By Healix Editorial Team·December 10, 2025·6 min read

Creatine is among the most studied and effective supplements available, with benefits beyond the gym. Here is the evidence on performance, cognition, and safety.

A Rare Evidence-Backed Supplement

In an industry rife with unsupported claims, creatine stands out as one of the few supplements with robust, extensive evidence for effectiveness and safety. Creatine is a compound naturally produced in the body and obtained from meat that helps regenerate ATP, the cell primary energy currency, during short bursts of intense activity.
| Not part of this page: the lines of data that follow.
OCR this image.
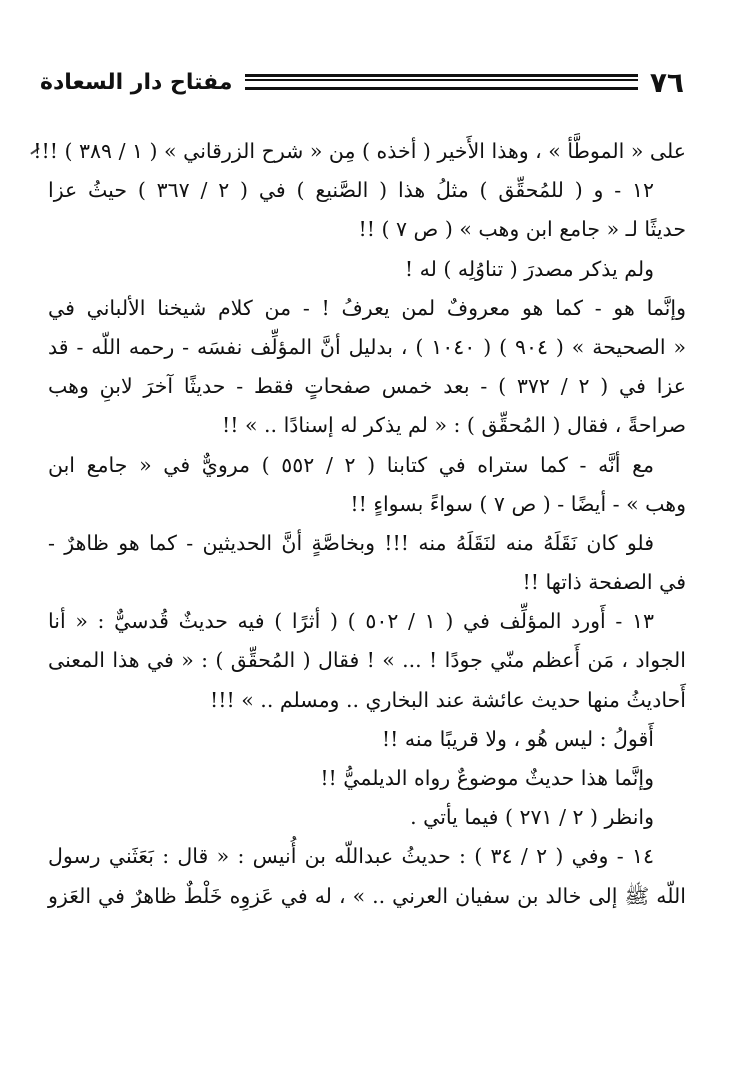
مفتاح دار السعادة	٧٦
على « الموطَّأ » ، وهذا الأَخير ( أخذه ) مِن « شرح الزرقاني » ( ١ / ٣٨٩ ) !!!
١٢ - و ( للمُحقِّق ) مثلُ هذا ( الصَّنيع ) في ( ٢ / ٣٦٧ ) حيثُ عزا
حديثًا لـ « جامع ابن وهب » ( ص ٧ ) !!
ولم يذكر مصدرَ ( تناوُلِه ) له !
وإنَّما هو - كما هو معروفٌ لمن يعرفُ ! - من كلام شيخنا الألباني في
« الصحيحة » ( ٩٠٤ ) ( ١٠٤٠ ) ، بدليل أنَّ المؤلِّف نفسَه - رحمه اللّه - قد
عزا في ( ٢ / ٣٧٢ ) - بعد خمس صفحاتٍ فقط - حديثًا آخرَ لابنِ وهب
صراحةً ، فقال ( المُحقِّق ) : « لم يذكر له إسنادًا .. » !!
مع أنَّه - كما ستراه في كتابنا ( ٢ / ٥٥٢ ) مرويٌّ في « جامع ابن
وهب » - أيضًا - ( ص ٧ ) سواءً بسواءٍ !!
فلو كان نَقَلَهُ منه لنَقَلَهُ منه !!! وبخاصَّةٍ أنَّ الحديثين - كما هو ظاهرٌ -
في الصفحة ذاتها !!
١٣ - أَورد المؤلِّف في ( ١ / ٥٠٢ ) ( أثرًا ) فيه حديثٌ قُدسيٌّ : « أنا
الجواد ، مَن أَعظم منّي جودًا ! ... » ! فقال ( المُحقِّق ) : « في هذا المعنى
أَحاديثُ منها حديث عائشة عند البخاري .. ومسلم .. » !!!
أَقولُ : ليس هُو ، ولا قريبًا منه !!
وإنَّما هذا حديثٌ موضوعٌ رواه الديلميُّ !!
وانظر ( ٢ / ٢٧١ ) فيما يأتي .
١٤ - وفي ( ٢ / ٣٤ ) : حديثُ عبداللّه بن أُنيس : « قال : بَعَثَني رسول
اللّه ﷺ إلى خالد بن سفيان العرني .. » ، له في عَزوِه خَلْطٌ ظاهرٌ في العَزو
Supplementation increases the muscle stores of creatine, enhancing the capacity for high-intensity effort — a benefit demonstrated across hundreds of studies.

Performance and Beyond

For strength and power activities, creatine reliably improves performance, allowing greater training volume that translates into gains in strength and muscle over time. It is particularly effective for activities involving repeated high-intensity efforts. Intriguingly, research increasingly explores creatine benefits beyond muscle — including potential cognitive benefits, particularly under stress or sleep deprivation, and possible roles in healthy aging and neurological health, though these applications are less established than its performance effects.

Practical Use and Safety

Creatine monohydrate is the most studied and cost-effective form; exotic variants offer no proven advantage. A common approach is a consistent daily dose of a few grams, with or without an initial loading phase that saturates stores faster. Extensive research confirms creatine safety in healthy people, and concerns about kidney harm are unfounded in those with normal kidney function. Some experience minor water retention. Creatine represents genuine value in a field where most supplements do not. Facilities can source nutritional products from our catalog.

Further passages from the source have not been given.